Lack of informed consent for laparotomy

July 31, 2015

Following a successful delivery, a woman seeks a tubal ligation and ventral hernia repair, to be performed laparoscopically. The procedure was performed as a laparotomy, which led to a lack of informed consent suit.

A Louisiana woman delivered a child in 2009 and then sought a tubal ligation and a ventral hernia repair from her obstetrician. The patient was an LPN, and was concerned about the risk of infection and scarring and consented to a laparoscopic procedure. The physician did not perform a laparoscopy but began the procedure as a laparotomy. The patient has a 6-in scar on her abdomen.

More: Morcellation risk outweight by risks of lapartomy

The women sued those involved with the operation and alleged lack of informed consent for the laparotomy.

The hospital argued that the consent procedure was to make sure the consent form that was signed by the patient in the doctor’s office was present in the medical record. The physician claimed that the patient had signed a general consent form that permitted him to do what was reasonable in his judgment, and that he had determined that a laparoscopic procedure presented more risk to the patient.

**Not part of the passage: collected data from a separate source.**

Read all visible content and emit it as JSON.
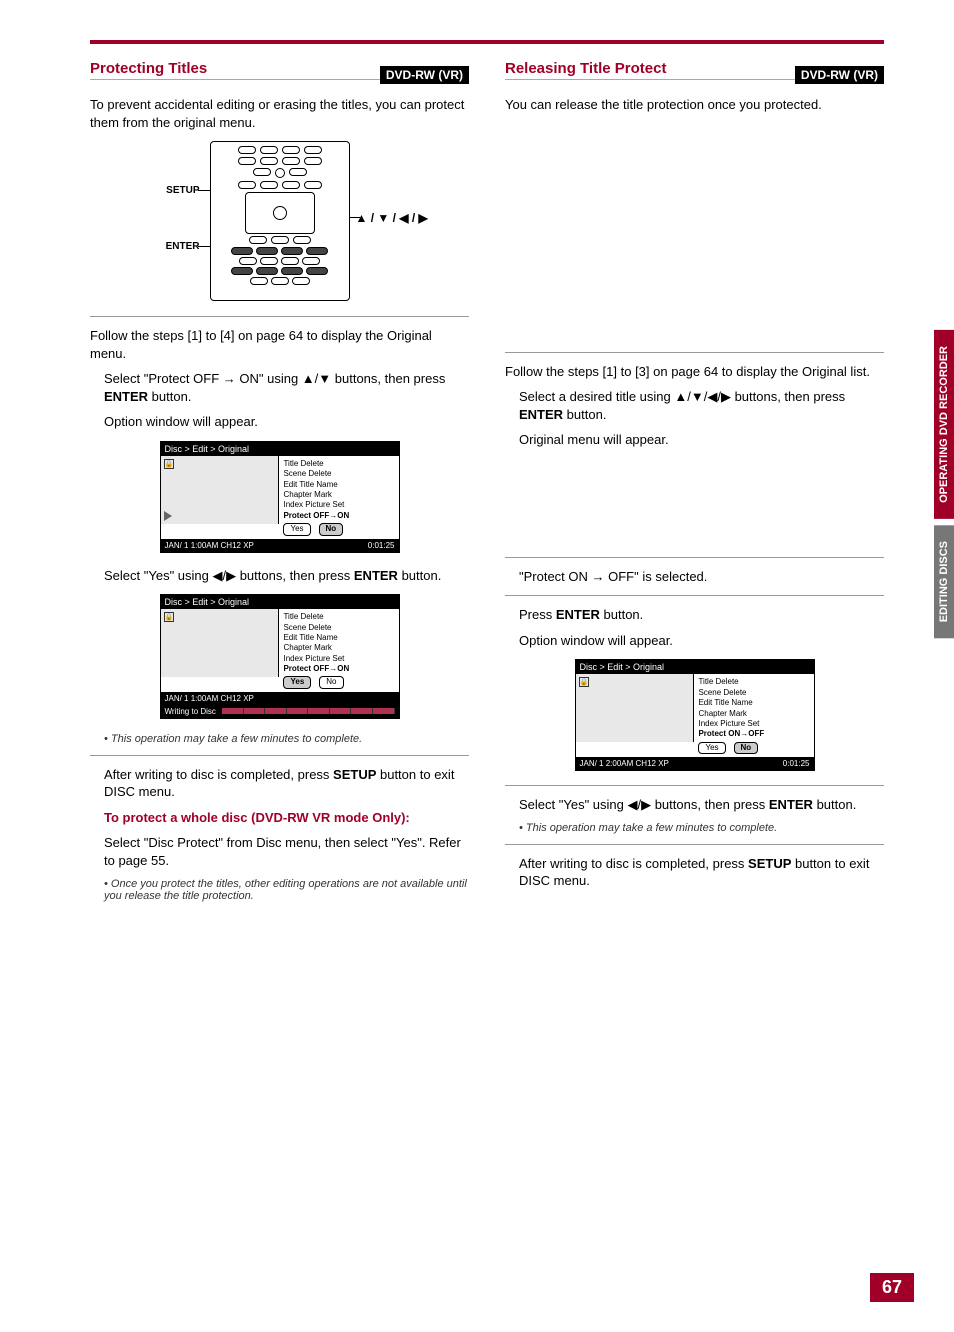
{
  "page": {
    "number": "67"
  },
  "side_tabs": {
    "active": "OPERATING DVD RECORDER",
    "inactive": "EDITING DISCS"
  },
  "left": {
    "section_title": "Protecting Titles",
    "mode_badge": "DVD-RW (VR)",
    "intro": "To prevent accidental editing or erasing the titles, you can protect them from the original menu.",
    "diagram_labels": {
      "setup": "SETUP",
      "enter": "ENTER",
      "arrows": "▲ / ▼ / ◀ / ▶"
    },
    "follow_steps": "Follow the steps [1] to [4] on page 64 to display the Original menu.",
    "step5_line1_a": "Select \"Protect OFF → ON\" using ",
    "step5_line1_b": "▲/▼",
    "step5_line1_c": " buttons, then press ",
    "step5_line1_enter": "ENTER",
    "step5_line1_d": " button.",
    "step5_line2": "Option window will appear.",
    "osd1": {
      "breadcrumb": "Disc > Edit > Original",
      "menu_items": [
        "Title Delete",
        "Scene Delete",
        "Edit Title Name",
        "Chapter Mark",
        "Index Picture Set",
        "Protect OFF→ON"
      ],
      "yes": "Yes",
      "no": "No",
      "foot_left": "JAN/ 1   1:00AM  CH12     XP",
      "foot_right": "0:01:25"
    },
    "step6_a": "Select \"Yes\" using ",
    "step6_arrows": "◀/▶",
    "step6_b": " buttons, then press ",
    "step6_enter": "ENTER",
    "step6_c": " button.",
    "osd2": {
      "breadcrumb": "Disc > Edit > Original",
      "menu_items": [
        "Title Delete",
        "Scene Delete",
        "Edit Title Name",
        "Chapter Mark",
        "Index Picture Set",
        "Protect OFF→ON"
      ],
      "yes": "Yes",
      "no": "No",
      "foot_left": "JAN/ 1   1:00AM  CH12     XP",
      "writing": "Writing to Disc"
    },
    "note1": "This operation may take a few minutes to complete.",
    "step7_a": "After writing to disc is completed, press ",
    "step7_setup": "SETUP",
    "step7_b": " button to exit DISC menu.",
    "whole_disc_heading": "To protect a whole disc (DVD-RW VR mode Only):",
    "whole_disc_body": "Select \"Disc Protect\" from Disc menu, then select \"Yes\". Refer to page 55.",
    "note2": "Once you protect the titles, other editing operations are not available until you release the title protection."
  },
  "right": {
    "section_title": "Releasing Title Protect",
    "mode_badge": "DVD-RW (VR)",
    "intro": "You can release the title protection once you protected.",
    "follow_steps": "Follow the steps [1] to [3] on page 64 to display the Original list.",
    "step4_a": "Select a desired title using ",
    "step4_arrows": "▲/▼/◀/▶",
    "step4_b": " buttons, then press ",
    "step4_enter": "ENTER",
    "step4_c": " button.",
    "step4_line2": "Original menu will appear.",
    "step5": "\"Protect ON → OFF\" is selected.",
    "step6_a": "Press ",
    "step6_enter": "ENTER",
    "step6_b": " button.",
    "step6_line2": "Option window will appear.",
    "osd": {
      "breadcrumb": "Disc > Edit > Original",
      "menu_items": [
        "Title Delete",
        "Scene Delete",
        "Edit Title Name",
        "Chapter Mark",
        "Index Picture Set",
        "Protect ON→OFF"
      ],
      "yes": "Yes",
      "no": "No",
      "foot_left": "JAN/ 1   2:00AM  CH12     XP",
      "foot_right": "0:01:25"
    },
    "step7_a": "Select \"Yes\" using ",
    "step7_arrows": "◀/▶",
    "step7_b": " buttons, then press ",
    "step7_enter": "ENTER",
    "step7_c": " button.",
    "note1": "This operation may take a few minutes to complete.",
    "step8_a": "After writing to disc is completed, press ",
    "step8_setup": "SETUP",
    "step8_b": " button to exit DISC menu."
  }
}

The verdict: A jury found in favor of the patient against the gynecologist, and awarded $150,000.

NEXT: Did doctors fail to treat a patient's postpartum preeclampsia?

 

Alleged failure to treat postpartum preeclampsia

A 24-year-old North Carolina woman was pregnant in early 2011. She received prenatal care through a Naval hospital obstetric clinic. She developed preeclampsia and at 36 weeks’ gestation she presented at the clinic with complaints of a headache, “seeing spots,” and not feeling well. Her blood pressure was 169/89. It was decided to deliver her and she was admitted to the hospital with severe preeclampsia and started on magnesium sulfate. A healthy baby was delivered 2 days later.

Recommended: USPSTF preeclampsia prophylaxis guidelines

The patient continued to have high blood pressures and was prescribed nifedipine. At discharge her pressure was 148/88, and she was not continued on any antihypertensive medication. She was given the standard postpartum instructions and was told to schedule a follow-up appointment in 6 weeks. None of the instructions addressed preeclampsia.

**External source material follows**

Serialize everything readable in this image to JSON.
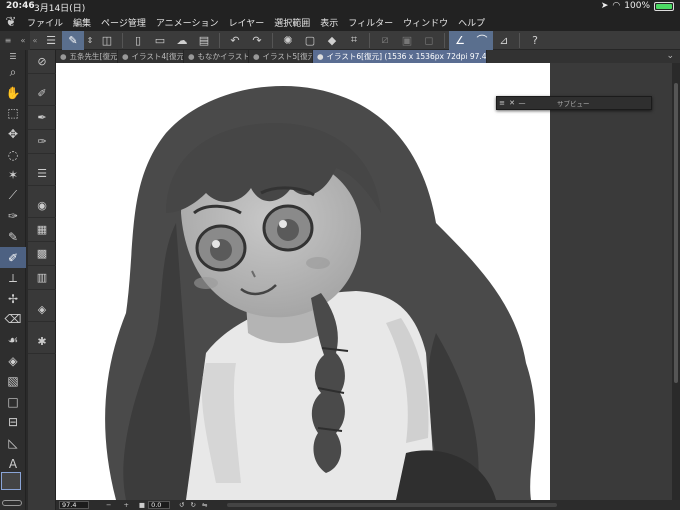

Five days after discharge the woman began having shortness of breath and swelling in her extremities. The next day she had a very difficult time breathing and emergency medical services were called and the patient arrested when they arrived. The arrest continued during transport and a prolonged resuscitation was required at the hospital. She was stabilized, but remained intubated on a respirator. A head computed tomography scan revealed cerebral edema from prolonged hypoxia and she was transferred to another hospital, where she again arrested on arrival. A neurologist determined that she had profound anoxic brain injury. Three days later the patient suffered a cardiac arrest and died.

In the lawsuit filed by her estate, negligence was alleged in the failure to inform the patient of the signs and symptoms of continuing preeclampsia following delivery so she would have sought medical care sooner. The claim also included a failure to continue antihypertensive medication at discharge, and failure to schedule a follow-up appointment 1 week postpartum.

The defense maintained that the patient had been given verbal instructions regarding precautions for postpartum preeclampsia.

The verdict: A $50,000 settlement was reached.

NEXT: Did improper placement cause a sling to erode? 

 

Patient charges improper placement of sling caused erosion

In 2004, a 50-year-old Connecticut woman sought treatment for stress urinary incontinence from a gynecologist. A pubovaginal sling procedure was performed with anterior colporrhaphy, using an IVS tunneler device. The sling eroded and the patient required multiple surgeries to remove the material and place a new sling.

Next: Is the verdict in on mid-urethral slings?

The woman sued the original surgeon and his assistant, claiming that the sling material was improperly placed into the bladder during the first operation and that this was not recognized at the time. The woman died of unrelated causes during the lawsuit and her executor was substituted as plaintiff.

The physicians maintained that the sling was properly placed and that it eroded into the bladder in the years after the procedure. They also argued that studies performed after this surgery showed that the specific sling material used demonstrated a higher-than-expected rate of erosion into surrounding structures.

The verdict: A defense verdict was returned.